RB: Medo. Essa agenda do moralismo é apavorante, um monstro. Alguns jornalistas disseram em segredo que estavam torcendo por mim. Mas, na hora de escrever, não tiveram coragem de assumir essa posição. A não ser o Jânio de Freitas, um camarada acima de qualquer coisa e que não tem medo de nada. Para a civilização do espetáculo, a inocência não causa nenhum impacto, nenhum choque. Atacar um deputado sim, e quanto melhor e mais puro ele for, mais vistoso será o ataque. Vira troféu. Como diz a Hannah Arendt, isso não chega a ser um problema, porque problema tem solução. É uma realidade com a qual temos de viver. Para enfrentar, é preciso ter homens públicos corajosos. E isso está em falta. Houve um tempo em que existia Lacerda, Juscelino, Ulysses (Guimarães), Tancredo (Neves), o (Leonel) Brizola. Eles iam além da corrente. Caminhavam junto com a corrente, mas iam além dela. Hoje você não tem líderes que sejam capazes de sair da corrente.
CC: O senhor acredita na existência do mensalão?
RB: Minha impressão é a de que realmente existiu algum mecanismo em torno do governo para financiar partidos aliados. Agora, para pagar mensalmente deputados para votar, não acredito. Acabaram desviando o foco das investigações. No fim, estavam discutindo a minha cassação, que sou da oposição, e de deputados do PT. Pergunto: qual a razão que o governo teria para pagar mesadas a parlamentares do PT? O (Professor) Luizinho, líder do governo na Câmara, precisava receber dinheiro para defender o Executivo? No meio da crise misturou-se tudo, até porque não se podia separar. Se começa a separar, fica racional. Se ela for racional, aquilo deixa de ser um instrumento político. Vendo o noticiário e filtrando os exageros, parece que realmente houve remessas de dinheiro para partidos, que usavam para fazer política. Mas não naquela dimensão que o Roberto Jefferson denunciou. Não tem como administrar um esquema que paga mensalmente a deputados, isso não existe. Só pegou pelo inusitado, pela diversão. Virou algo caricato. A caricatura marca mais do que o retrato.
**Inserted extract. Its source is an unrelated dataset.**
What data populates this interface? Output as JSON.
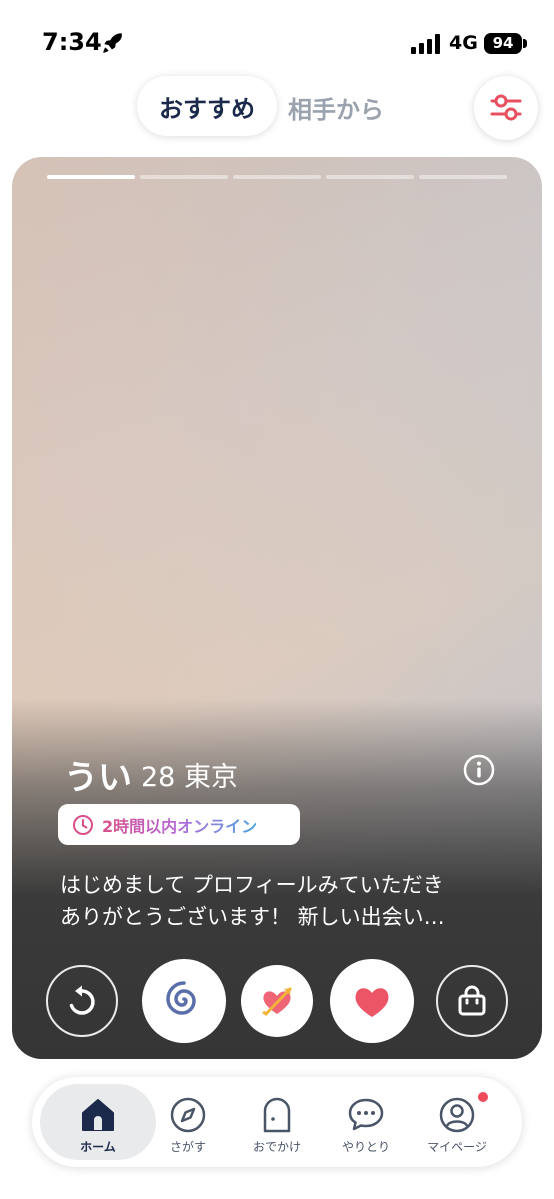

CC: No ano passado, o líder do Partido Republicano no Congresso dos Estados Unidos renunciou após a descoberta de que ele havia recebido cerca de 20 mil dólares via caixa 2. O senhor, mesmo que indiretamente, está envolvido em um caso de caixa 2. Não seria o caso de renunciar?
RB: Não usei o dinheiro para mim ou na minha campanha. Captei para o meu partido. Não há crime fiscal, nenhum imposto deixou de ser pago. Nos Estados Unidos, ficou comprovado que o líder recebeu uma contribuição em troca de um posicionamento parlamentar. Se ficasse provado que a Usiminas foi beneficiada em qualquer decisão no Congresso da qual eu tenha participado, seria o caso de uma cassação instantânea. Não há nenhum. Repassei a contribuição para o partido cobrir parte das despesas com programas eleitorais em Minas Gerais. Não o declarei na minha campanha porque não usei a contribuição.
CC: Por que o senhor citou o obituário do ex-deputado Ricardo Fiúza?
RB: O Fiúza foi um deputado muito acima da média. Na Constituinte, queria-se fazer uma revolução socialista no Brasil. Se não fosse o Centrão, essa Constituição teria inviabilizado o País. Eu estava do outro lado, no PMDB. Ele foi um líder. Mas acabou acusado na CPI do Orçamento, sofreu um processo de cassação e acabou absolvido, com larga margem. Recentemente, quando ele morreu, li um obituário em um grande jornal. Não havia nenhuma linha sobre a história dele, sobre seu desempenho na vida pública. O texto apenas mencionava que ele tinha sido absolvido de uma cassação por causa de um acordão político.
CC: O senhor teme ser lembrado da mesma forma?
RB: Não tenho dúvidas de que serei, se, no dia da minha morte, alguém lembrar que fui político.